The ultimate goal of a cancer vaccine is to activate both CD8+ (cytotoxic) and CD4+ (helper) T cells. This module translates the DNA variants discovered in Module 1 into mutant peptides and uses machine learning to predict their binding affinity to the patient's specific MHC Class I and Class II molecules (genotyped in Module 3).

01

Prepare Proteome & MHC Sequences

To translate our DNA mutations into protein sequences, we first need the complete reference proteome for the dog (CanFam3.1). We download the Ensembl release 104 proteome, which perfectly matches the GTF and VEP cache used in Module 1.
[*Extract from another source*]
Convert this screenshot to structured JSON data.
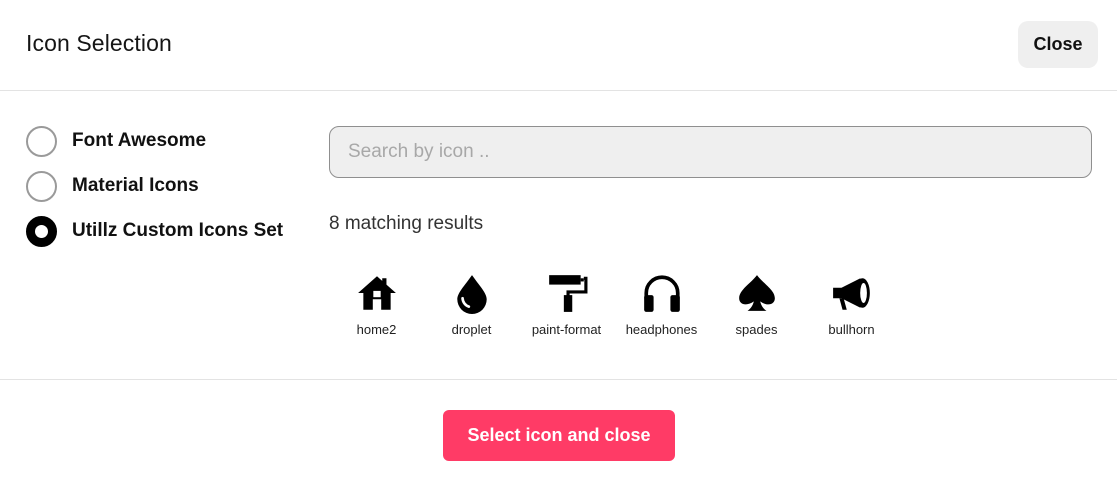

Additionally, we need the exact amino acid sequences of the dog's MHC (DLA) molecules. While human HLA sequences are built into most prediction tools, canine DLA sequences often require manual supply. By downloading the IPD-MHC[1]protein database, we can provide the exact sequences of the patient's DLA alleles to the prediction engine, allowing it to extrapolate binding preferences even for rare or uncharacterized canine alleles.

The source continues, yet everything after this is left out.